Mexican President Enrique Peña Nieto has canceled his upcoming meeting with President Donald Trump amid increasing tensions between the two leaders over a wall along the U.S.–Mexico border.
“This morning, we have informed the White House that I will not attend the work meeting scheduled for next Tuesday with @POTUS,” Nieto wrote in a tweet.
Esta mañana hemos informado a la Casa Blanca que no asistiré a la reunión de trabajo programada para el próximo martes con el @POTUS.
— Enrique Peña Nieto (@EPN) January 26, 2017
Nieto’s cancellation following Trump’s own threat on Thursday morning to cancel upcoming NAFTA negotiations after Nieto publicly refused to pay for the construction of a wall along America’s southern border. Trump tweeted that Mexico’s role in NAFTA—the three-country trade accord that includes the U.S., Mexico, and Canada—was a “one-sided deal” from the beginning.
The U.S. has a 60 billion dollar trade deficit with Mexico. It has been a one-sided deal from the beginning of NAFTA with massive numbers…
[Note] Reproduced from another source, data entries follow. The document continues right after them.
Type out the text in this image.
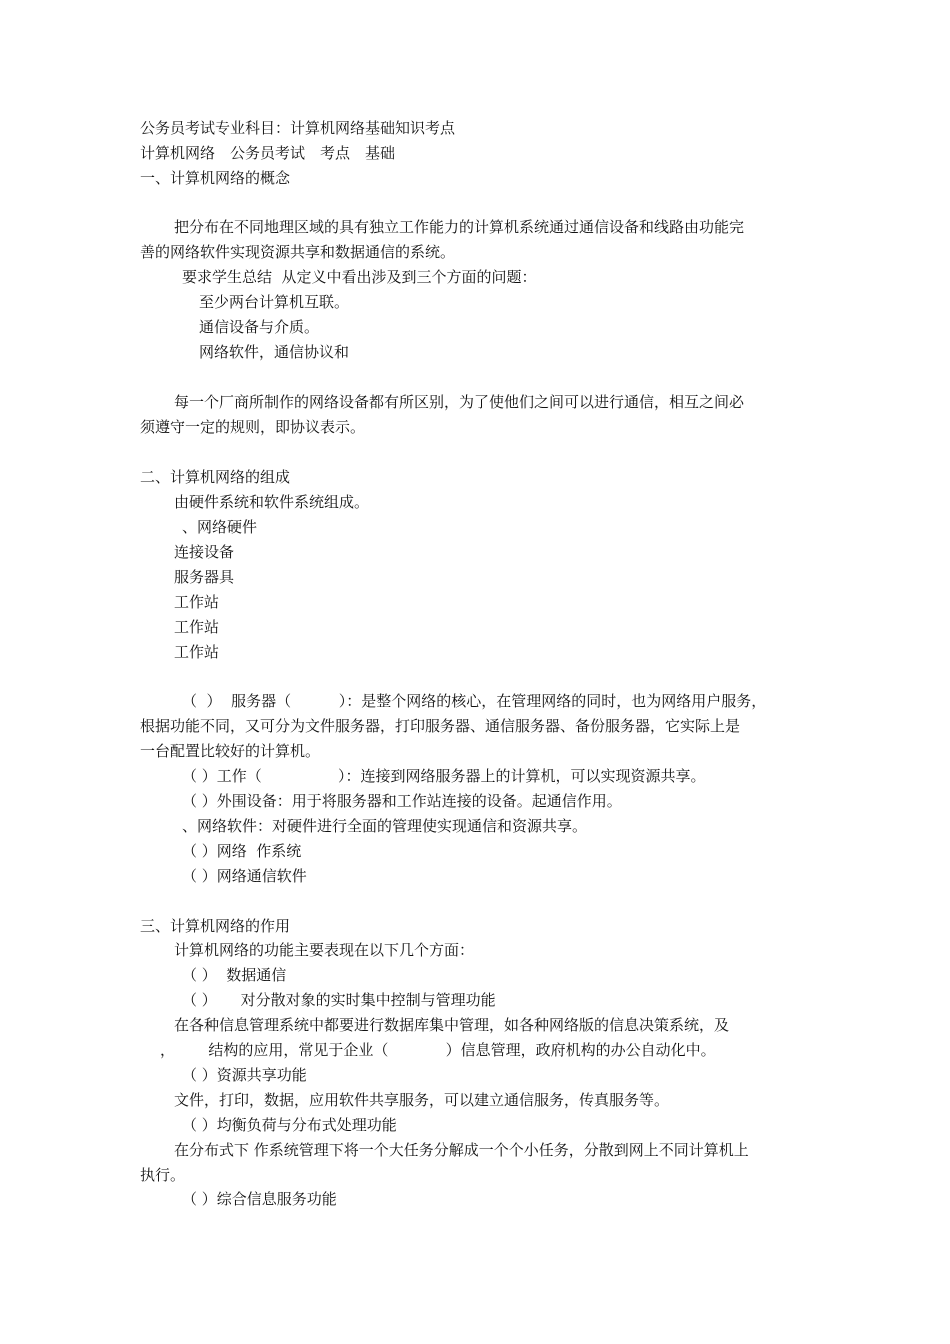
公务员考试专业科目：计算机网络基础知识考点
计算机网络　公务员考试　考点　基础
一、计算机网络的概念
把分布在不同地理区域的具有独立工作能力的计算机系统通过通信设备和线路由功能完
善的网络软件实现资源共享和数据通信的系统。
要求学生总结  从定义中看出涉及到三个方面的问题：
至少两台计算机互联。
通信设备与介质。
网络软件，通信协议和
每一个厂商所制作的网络设备都有所区别，为了使他们之间可以进行通信，相互之间必
须遵守一定的规则，即协议表示。
二、计算机网络的组成
由硬件系统和软件系统组成。
、网络硬件
连接设备
服务器具
工作站
工作站
工作站
（  ）  服务器（          ）：是整个网络的核心，在管理网络的同时，也为网络用户服务，
根据功能不同，又可分为文件服务器，打印服务器、通信服务器、备份服务器，它实际上是
一台配置比较好的计算机。
（ ）工作（                ）：连接到网络服务器上的计算机，可以实现资源共享。
（ ）外围设备：用于将服务器和工作站连接的设备。起通信作用。
、网络软件：对硬件进行全面的管理使实现通信和资源共享。
（ ）网络  作系统
（ ）网络通信软件
三、计算机网络的作用
计算机网络的功能主要表现在以下几个方面：
（ ）  数据通信
（ ）     对分散对象的实时集中控制与管理功能
在各种信息管理系统中都要进行数据库集中管理，如各种网络版的信息决策系统，及
，       结构的应用，常见于企业（            ）信息管理，政府机构的办公自动化中。
（ ）资源共享功能
文件，打印，数据，应用软件共享服务，可以建立通信服务，传真服务等。
（ ）均衡负荷与分布式处理功能
在分布式下 作系统管理下将一个大任务分解成一个个小任务，分散到网上不同计算机上
执行。
（ ）综合信息服务功能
— Donald J. Trump (@realDonaldTrump) January 26, 2017
of jobs and companies lost. If Mexico is unwilling to pay for the badly needed wall, then it would be better to cancel the upcoming meeting.
— Donald J. Trump (@realDonaldTrump) January 26, 2017
Nieto reiterated earlier in a late-night video message on Twitter that his nation would not assist in paying for the nearly 1,300-milewall along the U.S.-Mexico border. Trump signed an executive order on Wednesday authorizing construction of the, which he is expecting to begin within “months.”
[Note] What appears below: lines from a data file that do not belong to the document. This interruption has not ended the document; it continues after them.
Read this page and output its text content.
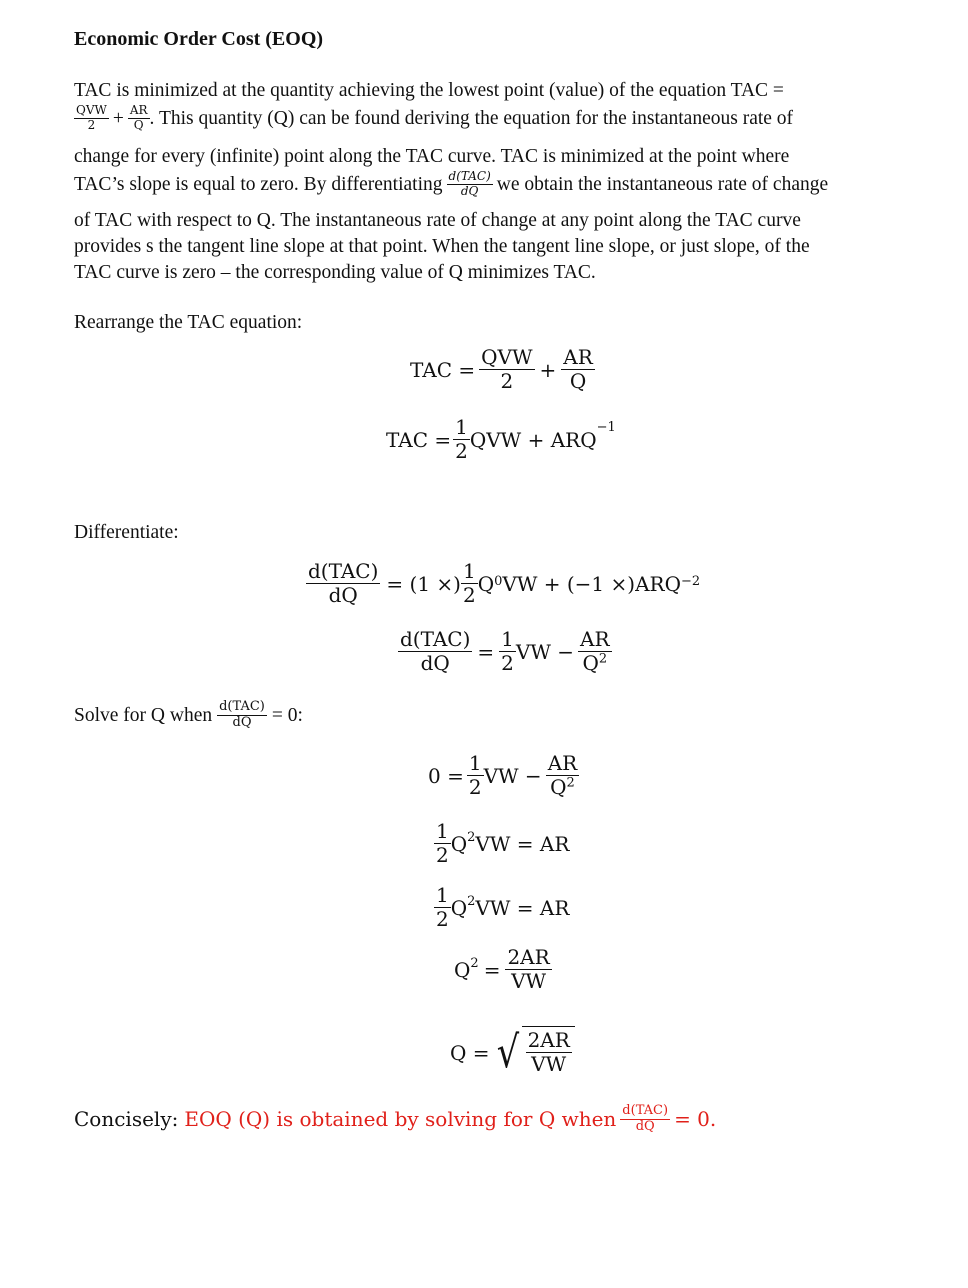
Economic Order Cost (EOQ)
TAC is minimized at the quantity achieving the lowest point (value) of the equation TAC =
$\frac{\text{QVW}}{2} + \frac{AR}{Q}$ . This quantity (Q) can be found deriving the equation for the instantaneous rate of
change for every (infinite) point along the TAC curve. TAC is minimized at the point where
TAC’s slope is equal to zero. By differentiating $\frac{\text{d(TAC)}}{dQ}$ we obtain the instantaneous rate of change
of TAC with respect to Q. The instantaneous rate of change at any point along the TAC curve
provides s the tangent line slope at that point. When the tangent line slope, or just slope, of the
TAC curve is zero – the corresponding value of Q minimizes TAC.
Rearrange the TAC equation:
TAC = $\frac{\text{QVW}}{2} + \frac{AR}{Q}$
TAC = $\frac{1}{2}$ QVW + $ARQ^{-1}$
Differentiate:
$\frac{\text{d(TAC)}}{dQ} = (1$ ×) $\frac{1}{2}$ Q 0 VW + (−1 ×)ARQ −2
$\frac{\text{d(TAC)}}{dQ} = \frac{1}{2}$ VW − $\frac{AR}{Q^2}$
Solve for Q when $\frac{\text{d(TAC)}}{dQ} = 0$:
$0 = \frac{1}{2}$ VW − $\frac{AR}{Q^2}$
$\frac{1}{2} Q^2$ VW = AR
$\frac{1}{2} Q^2$ VW = AR
$Q^2 = \frac{2AR}{VW}$
Q = √ $\frac{2AR}{VW}$
Concisely: EOQ (Q) is obtained by solving for Q when $\frac{\text{d(TAC)}}{dQ} = 0$.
What’s really at stake here is NAFTA negotiations. Trump has consistently condemned trade deal as bad for Americans and wants to renegotiate it. Trump’s transition team has reassured Canadian officials that their nation would not be left hanging in any new deal.
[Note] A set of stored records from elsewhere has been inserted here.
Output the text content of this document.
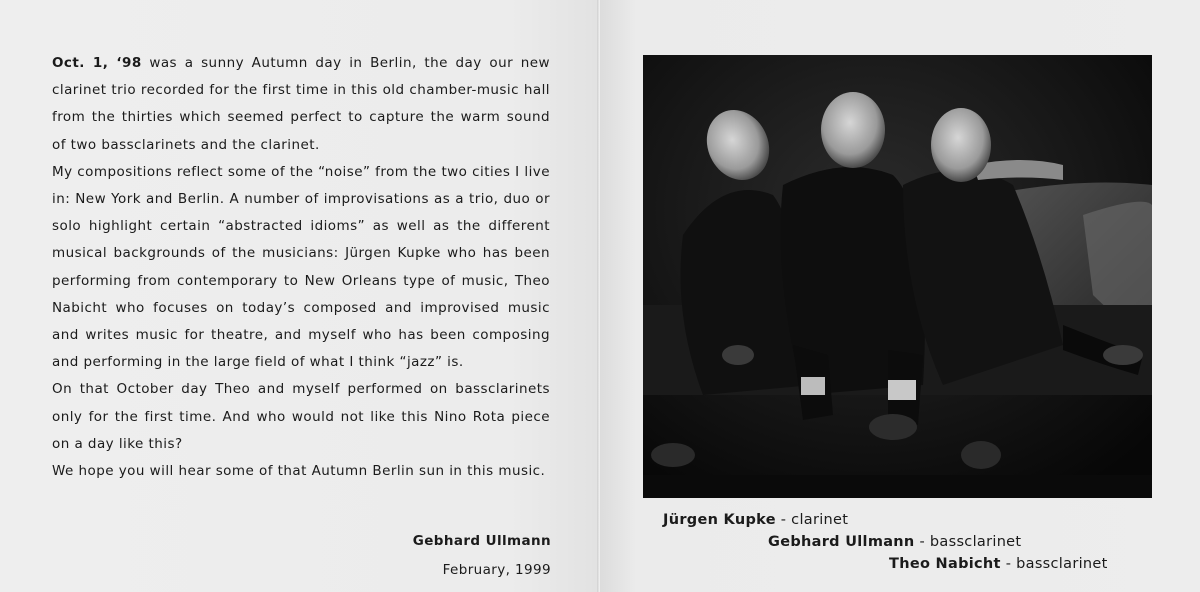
Oct. 1, ‘98 was a sunny Autumn day in Berlin, the day our new clarinet trio recorded for the first time in this old chamber-music hall from the thirties which seemed perfect to capture the warm sound of two bassclarinets and the clarinet.

My compositions reflect some of the “noise” from the two cities I live in: New York and Berlin. A number of improvisations as a trio, duo or solo highlight certain “abstracted idioms” as well as the different musical backgrounds of the musicians: Jürgen Kupke who has been performing from contemporary to New Orleans type of music, Theo Nabicht who focuses on today’s composed and improvised music and writes music for theatre, and myself who has been composing and performing in the large field of what I think “jazz” is.

On that October day Theo and myself performed on bassclarinets only for the first time. And who would not like this Nino Rota piece on a day like this?

We hope you will hear some of that Autumn Berlin sun in this music.

Gebhard Ullmann
February, 1999
Jürgen Kupke - clarinet
Gebhard Ullmann - bassclarinet
Theo Nabicht - bassclarinet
However, experts have warned that reverting to a trade pact between just the U.S. and Canada is easier said than done. “For the U.S. and Canada to exclude Mexico—that would likely be a substantial upheaval to many companies’ supply chains,” Scott Lincicome, a trade attorney at the law firm White & Case, told CNN earlier this week.
Cutting Mexico out of NAFTA would also likely serve a blow to the United States, as the U.S. could lose 6 million jobs that depend on exports to Mexico. It would also devastate the economy of Mexico, experts say.
Jared Kushner, a Trump adviser and the president’s son-in-law, was scheduled to meet with Canadian officials this week to begin talks on the trade deal. But that meeting was scrapped on Monday.
In other trade-deal news, Canada and Japan have declared that Trans-Pacific Partnership trade deal is dead without the United State’s involvement. Trump signed an executive order earlier this week withdrawing from the TPP.
Canadian media has reported that the nation is quietly looking into trade deals with the European Union and Asian nations. Canada’s embassy in Washington estimates that roughly 9 million U.S. jobs rely on trade and investment with Canada.